Mohon tunggu...
Chairunisa Rohadi
Chairunisa Rohadi Mohon Tunggu... Mahasiswa - Pembelajar

Make it easy readers, lets talk about Islam holistically.

Selanjutnya

Tutup

Ilmu Sosbud

Food Estate, Proyek Ketahanan Pangan yang Tak Kunjung Tuai Hasil Panen

5 April 2023   19:00 Diperbarui: 26 November 2024   13:59 1026
+
Laporkan Konten
Laporkan Akun
Kompasiana adalah platform blog. Konten ini menjadi tanggung jawab bloger dan tidak mewakili pandangan redaksi Kompas.

Ketika Joko Widodo memberikan sinyal peringatan kepada para menteri kabinet Indonesia Maju akan datangnya ancaman krisis pangan dunia di tengah Pandemi Covid-19. 

Hal ini pun langsung direspon oleh beberapa menteri termasuk Mentri pertahanan Prabowo Subianto yang dimana akan merencanakan program pembangunan lumbung pangan nasional (food estate) di Kalimantan Tengah dengan alasan agar cadangan strategi pangan Pemerintah tetap terjaga ke depan hingga mampu melakukan ekspor pangan. 

Namun berdasarkan penelusuran BBC News Indonesia Bersama LSM Pantau Gambut menemukan proyek tersebut justru hanya memicu persoalan baru, bencana banjir yang meluas dan berkepanjangan, serta memaksa masyarakat Dayak mengubah kebiasaan menanam.

Sebelum lahan berubah menjadi kebun singkong, hutan menjadi tempat tumpuan penduduk mencari kayu guna membangun rumah, berburu hewan, hingga mencari ramuan tradisional. Kini semua telah hilang. Bermula dari November 2020, puluhan alat berat dikawal tentara mulai memasuki hutan di wilayah Gunung Mas. Kini beberapa di antaranya terbengkalai rusak dan hanya meninggalkan pilu bagi masyarakat sekitar.

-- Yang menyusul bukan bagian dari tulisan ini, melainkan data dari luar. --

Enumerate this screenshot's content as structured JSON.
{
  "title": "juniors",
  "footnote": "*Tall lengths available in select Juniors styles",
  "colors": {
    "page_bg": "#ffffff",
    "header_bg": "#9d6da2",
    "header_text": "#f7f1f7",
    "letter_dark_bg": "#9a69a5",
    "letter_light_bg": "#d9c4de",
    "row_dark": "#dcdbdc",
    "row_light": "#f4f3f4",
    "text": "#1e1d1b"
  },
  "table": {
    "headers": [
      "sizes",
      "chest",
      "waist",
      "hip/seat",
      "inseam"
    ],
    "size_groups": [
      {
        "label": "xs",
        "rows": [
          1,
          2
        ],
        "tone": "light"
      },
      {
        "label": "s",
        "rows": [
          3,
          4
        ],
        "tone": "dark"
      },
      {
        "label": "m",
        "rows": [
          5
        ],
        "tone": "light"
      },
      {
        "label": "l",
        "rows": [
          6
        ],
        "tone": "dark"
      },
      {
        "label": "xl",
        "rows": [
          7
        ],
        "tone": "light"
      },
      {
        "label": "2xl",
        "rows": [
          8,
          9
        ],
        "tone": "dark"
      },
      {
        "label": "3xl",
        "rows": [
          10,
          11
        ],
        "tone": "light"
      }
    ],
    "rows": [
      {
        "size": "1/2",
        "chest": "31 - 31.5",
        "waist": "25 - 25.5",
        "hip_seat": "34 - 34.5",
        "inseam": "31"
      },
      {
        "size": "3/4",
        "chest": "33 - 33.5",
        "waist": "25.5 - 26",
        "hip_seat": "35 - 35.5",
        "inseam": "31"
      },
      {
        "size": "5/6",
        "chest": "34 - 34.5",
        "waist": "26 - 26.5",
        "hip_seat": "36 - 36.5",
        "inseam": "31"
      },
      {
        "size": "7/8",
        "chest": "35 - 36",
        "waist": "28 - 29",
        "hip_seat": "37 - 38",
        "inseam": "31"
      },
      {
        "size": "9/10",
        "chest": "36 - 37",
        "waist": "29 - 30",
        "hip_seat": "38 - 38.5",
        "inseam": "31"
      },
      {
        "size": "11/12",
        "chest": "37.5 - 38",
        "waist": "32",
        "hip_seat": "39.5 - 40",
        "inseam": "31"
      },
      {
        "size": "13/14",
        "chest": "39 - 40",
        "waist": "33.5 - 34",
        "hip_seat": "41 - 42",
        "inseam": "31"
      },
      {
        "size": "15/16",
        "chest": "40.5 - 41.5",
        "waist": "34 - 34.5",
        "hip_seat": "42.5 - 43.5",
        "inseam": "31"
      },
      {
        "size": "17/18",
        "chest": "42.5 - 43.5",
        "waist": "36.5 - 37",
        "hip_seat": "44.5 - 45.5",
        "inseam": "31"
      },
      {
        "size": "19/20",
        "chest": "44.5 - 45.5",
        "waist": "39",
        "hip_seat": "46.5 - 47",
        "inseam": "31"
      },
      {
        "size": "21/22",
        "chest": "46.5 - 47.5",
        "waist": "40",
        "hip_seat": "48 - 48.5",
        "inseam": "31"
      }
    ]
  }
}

Selain singkong, pemeirntah juga mengembangkan food estate padi di Kabupaten Kapuas dan Pulang Pisau.

Menurut Direktur Wahana Lingkungan Hidup (Walhi) Kalimantan Tengah, Bayu Herinata, pidaknya sudah mengira program lumbung pangan ini akan gagal sebagaimana yang terjadi sebelumnya. 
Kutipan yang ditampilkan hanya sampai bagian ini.